What My Social Media Blackout Taught Me About Parenting

I didn't realize my Newfoundland vacation would be a vacation from life

I am a total news junky. I was a journalist for over a decade. I start every day listening to talk radio and check news sites throughout the day. Then, it's back to talk radio in the car on the way home.

We are a busy family. My husband and I work long days. The kids go to an after school program. We walk in the door at 6 pm every day. Bedtime for the kids is 8 pm. Our lives sound hectic. I’m sure yours is similar. Many of yours are probably even more logistically challenging, chock-filled with competitive dance and sports. It seems like we are all hamsters on a wheel. It’s exhausting.

So when my family got on a plane to go visit family in Newfoundland this month, I shut it all down. I didn’t check Facebook for two weeks. I didn’t check a news station. I had no idea what Donald Trump was doing destroy the world. The result? It. Was. Glorious.

For two weeks, if I was bored, I went for a walk (you should see my step count!) My kids and I played card games. Card games! Countless rounds of Sequence (check it out. It’s pretty fun!) and War (Not so fun. I hate War—both the literal and card variety. Especially the way my six-year-old plays it. Try to tell him Jacks aren’t actually also nines. Just try).

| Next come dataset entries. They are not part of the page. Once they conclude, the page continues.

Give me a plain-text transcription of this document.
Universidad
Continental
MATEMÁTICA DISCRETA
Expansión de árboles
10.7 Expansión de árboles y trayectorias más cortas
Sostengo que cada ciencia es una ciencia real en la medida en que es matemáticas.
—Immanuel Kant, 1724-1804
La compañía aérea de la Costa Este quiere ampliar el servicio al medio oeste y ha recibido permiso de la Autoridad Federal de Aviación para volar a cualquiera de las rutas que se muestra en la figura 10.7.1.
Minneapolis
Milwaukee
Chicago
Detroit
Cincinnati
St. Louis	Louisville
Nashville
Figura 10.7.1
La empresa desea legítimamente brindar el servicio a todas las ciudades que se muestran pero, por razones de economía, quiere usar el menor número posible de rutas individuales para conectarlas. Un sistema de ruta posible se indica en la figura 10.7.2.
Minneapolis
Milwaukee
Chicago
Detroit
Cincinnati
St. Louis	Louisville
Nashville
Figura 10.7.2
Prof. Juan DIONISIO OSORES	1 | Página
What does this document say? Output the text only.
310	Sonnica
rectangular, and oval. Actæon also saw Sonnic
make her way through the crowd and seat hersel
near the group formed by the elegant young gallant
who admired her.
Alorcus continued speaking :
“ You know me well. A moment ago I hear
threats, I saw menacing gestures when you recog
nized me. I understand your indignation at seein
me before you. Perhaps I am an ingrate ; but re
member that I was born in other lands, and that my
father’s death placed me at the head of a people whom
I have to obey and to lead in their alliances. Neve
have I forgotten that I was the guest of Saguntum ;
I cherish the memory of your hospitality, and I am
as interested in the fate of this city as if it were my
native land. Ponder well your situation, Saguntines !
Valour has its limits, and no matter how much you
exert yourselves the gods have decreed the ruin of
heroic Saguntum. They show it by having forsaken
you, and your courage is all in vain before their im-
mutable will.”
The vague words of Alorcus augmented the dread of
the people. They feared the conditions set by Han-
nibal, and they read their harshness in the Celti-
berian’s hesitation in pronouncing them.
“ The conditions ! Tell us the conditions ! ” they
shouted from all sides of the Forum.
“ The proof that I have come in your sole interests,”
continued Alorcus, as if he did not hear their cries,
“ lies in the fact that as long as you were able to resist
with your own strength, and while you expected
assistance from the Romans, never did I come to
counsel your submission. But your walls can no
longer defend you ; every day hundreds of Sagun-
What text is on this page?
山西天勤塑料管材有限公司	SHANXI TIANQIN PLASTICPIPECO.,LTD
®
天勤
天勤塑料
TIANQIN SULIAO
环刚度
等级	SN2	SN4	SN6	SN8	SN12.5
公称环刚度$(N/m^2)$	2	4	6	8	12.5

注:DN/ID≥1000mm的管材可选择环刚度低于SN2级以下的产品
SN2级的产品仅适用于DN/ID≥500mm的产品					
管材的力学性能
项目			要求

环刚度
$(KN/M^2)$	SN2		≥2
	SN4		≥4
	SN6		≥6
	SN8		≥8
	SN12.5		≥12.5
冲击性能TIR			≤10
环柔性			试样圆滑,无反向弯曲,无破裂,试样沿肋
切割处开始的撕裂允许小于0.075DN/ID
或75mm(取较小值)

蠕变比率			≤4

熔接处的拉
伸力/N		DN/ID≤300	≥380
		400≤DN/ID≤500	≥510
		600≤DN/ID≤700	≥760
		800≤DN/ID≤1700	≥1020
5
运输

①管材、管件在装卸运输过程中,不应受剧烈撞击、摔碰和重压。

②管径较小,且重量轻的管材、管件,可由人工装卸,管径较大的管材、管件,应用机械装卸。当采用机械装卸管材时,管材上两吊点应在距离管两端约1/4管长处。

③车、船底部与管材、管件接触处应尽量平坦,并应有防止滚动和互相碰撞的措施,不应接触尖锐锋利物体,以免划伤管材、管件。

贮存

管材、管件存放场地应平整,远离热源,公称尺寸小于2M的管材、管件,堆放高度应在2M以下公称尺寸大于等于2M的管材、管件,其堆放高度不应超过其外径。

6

There was no talk of life in the outside world. No stress at work or school, no schedules to arrange, lunches to make, places to be or events to worry about it. It was, for two weeks, a glorious bubble in which to forget that, in the outside world, so much more impacts our happiness. There, together, in those two weeks, we alone controlled it. Not even rain ruined a day. We just watched Angry Birds and Lilo and Stitch 2 on repeat.

I stayed off social media and didn't check the news once while I was away. We stayed in a town of 300. We had no cable or satellite. I sent my kid's next door to get bread and gave them money to go to the store across the road to grab milk. It was a literal vacation from the hustle and bustle of our suburban life back home. And it was amazing.

It’s not the fact that we live in a world of devices that keeps us from disconnecting. It certainly doesn’t help. But the reality is that life today, for so many of us, is controlled by a bunch of competing forces, pulling us and our sanity in a million different directions.

Summers can be long if you’re home full-time with the kids. That’s for sure. I started seeing memes about looking forward to the first day back to school the minute the last school year ended. But, if you’re not home full time, if you have to squeeze 7 days of summer enjoyment into two weekend days, the days of summer are far far too short. Two weeks feels like two hours.

It’s not that I don’t know that these days are short when my kids are young and want to be with us. I know that life, to some extent, is within my control. It’s a nice thought; if I don’t want to be pulled in a million different directions, then don’t do all the things. Seems reasonable, right?

The reality is, the world outside does exist. Bills need to be paid, kids need to learn to swim, the president of the United States is unravelling our civilized society. There is only so much we can do to mitigate exposure to the real world in which we live.

But for two glorious weeks, I gave myself permission to live in a world where it’s just me, my husband and my two children, surrounded by people we wanted to be surrounded by, and only them. Where the only news we cared about was the weather. Where the only real risk of war was a nine and a Jack being dropped at the same time.